The benefits of transparent and ethical AI aren't just a moral issue though, they should go some way to building public trust in algorithms in the future.
"The ability to understand how AI makes decisions builds trust and enables effective human oversight," Yinyin Liu, head of data science for Intel AI Products Group said as part of the Accenture report.
"For developers and customers deploying AI, algorithm transparency and accountability, as well as having AI systems signal that they are not human, will go a long way toward developing the trust needed for widespread adoption."
Black box algorithms
These tools could also prove useful in breaking open the black box of algorithm design.
In an extract from his book The Death of Gods, published in the Times Literary Supplement, Carl Miller writes: "Algorithms have changed, from Really Simple to Ridiculously Complicated. They are capable of accomplishing tasks and tackling problems that they've never been able to do before.
"They are able, really, to handle an unfathomably complex world better than a human can. But exactly because they can, the way they work has become unfathomable too."
In the book, an unnamed researcher from a large tech corporation tells Miller: "It's power without responsibility. There's so much power, and so little responsibility. This is not notional abstract power. This is real power about day-to-day lives. It's both material and cultural and financial. The world has to know that this is how it works."
The problem with algorithms today, the researcher explained to Miller, is that the exponential growth in data and compute power means we are now able to throw huge amounts of data at an algorithm to train it, however that means that as humans we are less able to define, after the fact, which inputs have actually helped the algorithm reach its conclusion - it's a black box.

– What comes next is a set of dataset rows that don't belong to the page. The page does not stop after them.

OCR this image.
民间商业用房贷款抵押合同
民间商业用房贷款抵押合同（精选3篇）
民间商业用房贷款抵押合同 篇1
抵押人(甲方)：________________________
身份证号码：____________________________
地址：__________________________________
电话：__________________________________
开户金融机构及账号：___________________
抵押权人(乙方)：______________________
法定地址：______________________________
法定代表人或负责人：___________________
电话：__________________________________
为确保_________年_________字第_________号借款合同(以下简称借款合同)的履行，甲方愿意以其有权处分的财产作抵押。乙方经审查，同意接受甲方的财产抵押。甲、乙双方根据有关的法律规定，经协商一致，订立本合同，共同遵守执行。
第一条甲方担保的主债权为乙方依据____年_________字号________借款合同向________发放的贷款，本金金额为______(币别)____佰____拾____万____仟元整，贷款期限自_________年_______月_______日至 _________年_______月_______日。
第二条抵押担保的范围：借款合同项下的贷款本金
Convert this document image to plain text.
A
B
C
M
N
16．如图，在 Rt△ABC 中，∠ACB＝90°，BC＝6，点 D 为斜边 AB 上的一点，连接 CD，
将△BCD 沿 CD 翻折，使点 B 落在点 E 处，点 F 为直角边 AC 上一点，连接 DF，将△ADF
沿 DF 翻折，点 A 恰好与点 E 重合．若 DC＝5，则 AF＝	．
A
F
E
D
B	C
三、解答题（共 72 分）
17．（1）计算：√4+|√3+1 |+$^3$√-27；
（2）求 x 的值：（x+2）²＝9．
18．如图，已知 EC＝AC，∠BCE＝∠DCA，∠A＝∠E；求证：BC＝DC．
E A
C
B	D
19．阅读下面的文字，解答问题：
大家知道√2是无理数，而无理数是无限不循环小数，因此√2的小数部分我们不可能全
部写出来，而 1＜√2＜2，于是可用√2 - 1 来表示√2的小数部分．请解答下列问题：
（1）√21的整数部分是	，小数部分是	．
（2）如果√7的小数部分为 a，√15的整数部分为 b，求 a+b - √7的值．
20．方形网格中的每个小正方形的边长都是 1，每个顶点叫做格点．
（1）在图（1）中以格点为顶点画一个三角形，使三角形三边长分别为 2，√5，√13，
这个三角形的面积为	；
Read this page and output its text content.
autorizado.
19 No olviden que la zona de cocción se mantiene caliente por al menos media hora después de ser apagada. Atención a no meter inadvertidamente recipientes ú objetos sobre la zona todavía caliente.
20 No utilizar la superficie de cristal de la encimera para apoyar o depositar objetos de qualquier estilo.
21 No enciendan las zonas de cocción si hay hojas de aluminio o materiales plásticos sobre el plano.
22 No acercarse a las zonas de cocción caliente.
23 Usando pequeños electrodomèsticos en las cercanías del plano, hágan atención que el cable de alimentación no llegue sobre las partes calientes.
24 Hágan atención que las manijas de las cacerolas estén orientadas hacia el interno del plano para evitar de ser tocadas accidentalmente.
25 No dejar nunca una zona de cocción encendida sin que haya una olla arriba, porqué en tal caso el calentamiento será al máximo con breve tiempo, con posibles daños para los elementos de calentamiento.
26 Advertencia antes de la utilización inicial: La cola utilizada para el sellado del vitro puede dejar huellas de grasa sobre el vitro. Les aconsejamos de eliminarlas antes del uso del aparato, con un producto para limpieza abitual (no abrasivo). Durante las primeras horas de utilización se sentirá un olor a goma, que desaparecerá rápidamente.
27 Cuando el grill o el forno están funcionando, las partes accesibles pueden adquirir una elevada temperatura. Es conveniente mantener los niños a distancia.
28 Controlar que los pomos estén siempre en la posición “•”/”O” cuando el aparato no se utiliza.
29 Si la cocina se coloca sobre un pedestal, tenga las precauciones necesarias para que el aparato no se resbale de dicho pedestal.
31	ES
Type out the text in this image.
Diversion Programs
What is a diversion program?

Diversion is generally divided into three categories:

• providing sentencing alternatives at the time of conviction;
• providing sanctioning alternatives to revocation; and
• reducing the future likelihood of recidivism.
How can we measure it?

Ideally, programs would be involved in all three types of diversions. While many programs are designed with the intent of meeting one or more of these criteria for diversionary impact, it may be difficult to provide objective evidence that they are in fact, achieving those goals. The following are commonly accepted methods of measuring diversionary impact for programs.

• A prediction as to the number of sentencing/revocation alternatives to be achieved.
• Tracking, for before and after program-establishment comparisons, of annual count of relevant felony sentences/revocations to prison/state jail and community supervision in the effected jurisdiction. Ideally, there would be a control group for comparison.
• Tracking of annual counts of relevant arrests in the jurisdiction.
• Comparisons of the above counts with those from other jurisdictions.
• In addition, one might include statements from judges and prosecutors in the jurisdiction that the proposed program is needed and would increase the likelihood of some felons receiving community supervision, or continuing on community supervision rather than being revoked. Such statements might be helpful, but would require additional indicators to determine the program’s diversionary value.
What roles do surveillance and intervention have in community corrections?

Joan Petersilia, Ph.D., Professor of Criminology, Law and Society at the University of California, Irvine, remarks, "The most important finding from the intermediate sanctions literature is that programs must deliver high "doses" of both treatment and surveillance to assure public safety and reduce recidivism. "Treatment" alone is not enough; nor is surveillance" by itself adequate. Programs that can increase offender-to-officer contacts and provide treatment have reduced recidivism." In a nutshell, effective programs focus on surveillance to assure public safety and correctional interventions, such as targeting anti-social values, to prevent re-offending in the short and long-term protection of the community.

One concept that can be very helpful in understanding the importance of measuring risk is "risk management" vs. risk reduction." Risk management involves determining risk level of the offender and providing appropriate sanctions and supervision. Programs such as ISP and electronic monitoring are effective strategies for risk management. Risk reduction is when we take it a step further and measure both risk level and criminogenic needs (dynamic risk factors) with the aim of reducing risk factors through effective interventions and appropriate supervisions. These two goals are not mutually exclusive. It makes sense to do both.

"The reality is, professionally, I only look under the hood when it goes wrong. And it can be physically impossible to understand what has actually happened," the researcher concluded, ominously.
"The reality is that if the algorithm looks like it's doing the job that it's supposed to do, and people aren't complaining, then there isn't much incentive to really comb through all those instructions and those layers of abstracted code to work out what is happening."
Another researcher, Jure Leskovec, chief scientist at Pinterest and a machine learning professor at Stanford University, told Miller: "We need to step up and come up with the means to evaluate – vet – algorithms in unbiased ways.
"We need to be able to interpret and explain their decisions. We don't want an optimal algorithm. We want one simple enough that an expert can look at it and say nothing crazy is happening here.
"I think we need to get serious about how do we get these things ready for societal deployment, for high-stakes decision environments? How do we debug these things to ensure some level of quality?"
It would seem that the big tech vendors are at least increasingly aware of the inherent risks their algorithms pose to society without proper oversight, and are taking measures to break them out of their black boxes. The real question is: will they like what they see?